Harlequins, who came within a late drop goal of cheating their way into last season's Heineken Cup semi-finals, will be permitted to play in the forthcoming tournament — the most prestigious in world rugby — despite further damaging revelations yesterday of their penchant for fake blood capsules and elaborate cover-ups.
They are not out of the woods yet, however. Heineken Cup officials will reconvene next week to decide whether to throw them out of future competitions.
Meanwhile, the Rugby Football Union, which governs the game in England, is preparing to begin its own investigation into Quins' crimes and misdemeanours. Even if the Heineken Cup organisers, European Rugby Cup Ltd, stop short of banning the Londoners from the 2010/11 competition, it is possible that the RFU will refuse to nominate them as one of the English contingent.
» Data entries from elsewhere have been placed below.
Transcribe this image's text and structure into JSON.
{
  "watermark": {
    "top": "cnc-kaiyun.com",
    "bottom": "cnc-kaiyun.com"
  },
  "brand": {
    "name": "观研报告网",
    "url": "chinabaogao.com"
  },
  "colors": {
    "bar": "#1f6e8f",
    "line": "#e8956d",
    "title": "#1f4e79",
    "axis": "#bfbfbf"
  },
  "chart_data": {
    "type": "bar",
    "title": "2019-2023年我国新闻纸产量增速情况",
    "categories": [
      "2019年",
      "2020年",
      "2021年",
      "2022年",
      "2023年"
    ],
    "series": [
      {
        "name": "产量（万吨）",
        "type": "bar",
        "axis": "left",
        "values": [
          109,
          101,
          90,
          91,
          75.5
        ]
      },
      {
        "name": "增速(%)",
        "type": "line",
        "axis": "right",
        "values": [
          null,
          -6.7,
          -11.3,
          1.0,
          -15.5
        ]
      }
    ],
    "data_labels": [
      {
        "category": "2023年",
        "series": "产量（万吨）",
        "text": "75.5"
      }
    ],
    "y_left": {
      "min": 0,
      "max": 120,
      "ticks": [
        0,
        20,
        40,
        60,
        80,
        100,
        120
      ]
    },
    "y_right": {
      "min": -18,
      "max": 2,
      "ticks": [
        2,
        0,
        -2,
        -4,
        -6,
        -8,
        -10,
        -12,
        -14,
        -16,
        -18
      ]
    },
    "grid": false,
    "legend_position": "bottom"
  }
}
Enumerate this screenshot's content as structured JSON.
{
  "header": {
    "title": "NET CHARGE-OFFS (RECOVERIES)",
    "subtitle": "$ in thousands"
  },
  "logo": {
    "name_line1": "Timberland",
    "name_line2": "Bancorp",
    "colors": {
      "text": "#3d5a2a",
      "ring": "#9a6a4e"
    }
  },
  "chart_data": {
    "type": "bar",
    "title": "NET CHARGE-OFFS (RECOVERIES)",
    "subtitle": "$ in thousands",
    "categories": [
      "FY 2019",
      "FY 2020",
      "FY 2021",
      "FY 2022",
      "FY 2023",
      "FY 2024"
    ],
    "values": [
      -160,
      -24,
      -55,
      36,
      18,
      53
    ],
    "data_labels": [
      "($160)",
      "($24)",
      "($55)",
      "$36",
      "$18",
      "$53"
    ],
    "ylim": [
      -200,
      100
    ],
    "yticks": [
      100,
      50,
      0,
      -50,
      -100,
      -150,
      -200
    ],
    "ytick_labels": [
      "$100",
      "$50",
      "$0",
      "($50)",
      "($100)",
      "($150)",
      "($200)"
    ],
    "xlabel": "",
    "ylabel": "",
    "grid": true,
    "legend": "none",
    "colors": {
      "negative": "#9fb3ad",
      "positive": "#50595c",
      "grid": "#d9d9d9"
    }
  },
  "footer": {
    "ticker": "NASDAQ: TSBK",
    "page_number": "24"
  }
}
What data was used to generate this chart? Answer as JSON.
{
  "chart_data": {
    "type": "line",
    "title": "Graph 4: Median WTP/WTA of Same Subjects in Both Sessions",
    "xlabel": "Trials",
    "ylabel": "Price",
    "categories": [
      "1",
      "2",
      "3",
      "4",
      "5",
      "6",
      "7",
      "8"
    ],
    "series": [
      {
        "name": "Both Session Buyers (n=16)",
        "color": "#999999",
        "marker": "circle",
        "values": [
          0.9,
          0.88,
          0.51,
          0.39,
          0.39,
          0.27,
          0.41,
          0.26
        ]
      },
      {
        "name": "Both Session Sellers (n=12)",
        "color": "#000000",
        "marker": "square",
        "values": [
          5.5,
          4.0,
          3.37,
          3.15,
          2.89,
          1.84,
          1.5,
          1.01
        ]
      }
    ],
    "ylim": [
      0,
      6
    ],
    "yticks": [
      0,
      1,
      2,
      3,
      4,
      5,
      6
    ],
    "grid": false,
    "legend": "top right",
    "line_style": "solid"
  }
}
At yesterday's meeting in Dublin, the board members “saw no reason to interfere with the participation of Harlequins” in this season's elite tournament, which begins next month and presents them with a series of high-profile fixtures against the likes of Toulouse and Cardiff Blues. Accepting the decision of an independent appeal panel to fine the club £260,000, they were acutely conscious of the difficulties of omitting a team so close to the start of the competition, with sponsorship, broadcasting and travelling supporters' arrangements already in place.
But investigations will continue, with both ERC and RFU officials taking a microscopic look at the actions of senior Harlequins figures implicated in the cover-up. This aspect of the case has yet to be considered by any disciplinary panel. If and when it is, the consequences could be serious.
Eight days after the publication of the Tom Williams dossier — full details of the panel's judgement in the case of the 25-year-old wing who bit on a blood capsule at the behest of his director of rugby, the former England No 8 Dean Richards, as part of an illicit substitution ruse, and then spilled the beans — another 100-page sporting blockbuster landed with a sickening thud on the doorstep of Quins' home in Twickenham.
The document dealt with ERC's appeals against the initial acquittals of Richards and the physiotherapist Steph Brennan, both of whom lied to the original disciplinary panel, and against the leniency of the punishment dished out to the club.
Richards, in particular, was roundly savaged as the “directing mind” of the affair. But the club itself was also heavily criticised by Max Duthie, the solicitor representing ERC. “The club either demonstrated a clear determination to lie or decided to bury its collective head in the sand,” he said, urging the appeal panel to eject Quins from the forthcoming Heineken Cup. “The introduction of the new evidence reveals thatit was a conspiracy. We now also know that this was the last incident in a pattern of offending of this nature, which puts the club's conduct in a more revealing light.”
The document detailed Richards' evidence, including an admission of previous attempts to con officials with fake blood — in one case, an unnamed player mucked up the master plan by accidentally swallowing the capsule — and his staunch refusal to identify those implicated in the scams. Richards, who resigned last month before receiving a three-year suspension from all rugby worldwide, also owned up to “tweaking” statements by Williams and Brennan, who handed the player the capsule during the closing minutes of the narrow defeat by Leinster.
It appears that “Bloodgate” has a long way to run, with the actions of Charles Jillings, who resigned as Harlequins chairman last week, and the chief executive Mark Evans now moving to the top of the agenda. Williams claimed both men put him under pressure not to threaten the club's position by making a full disclosure.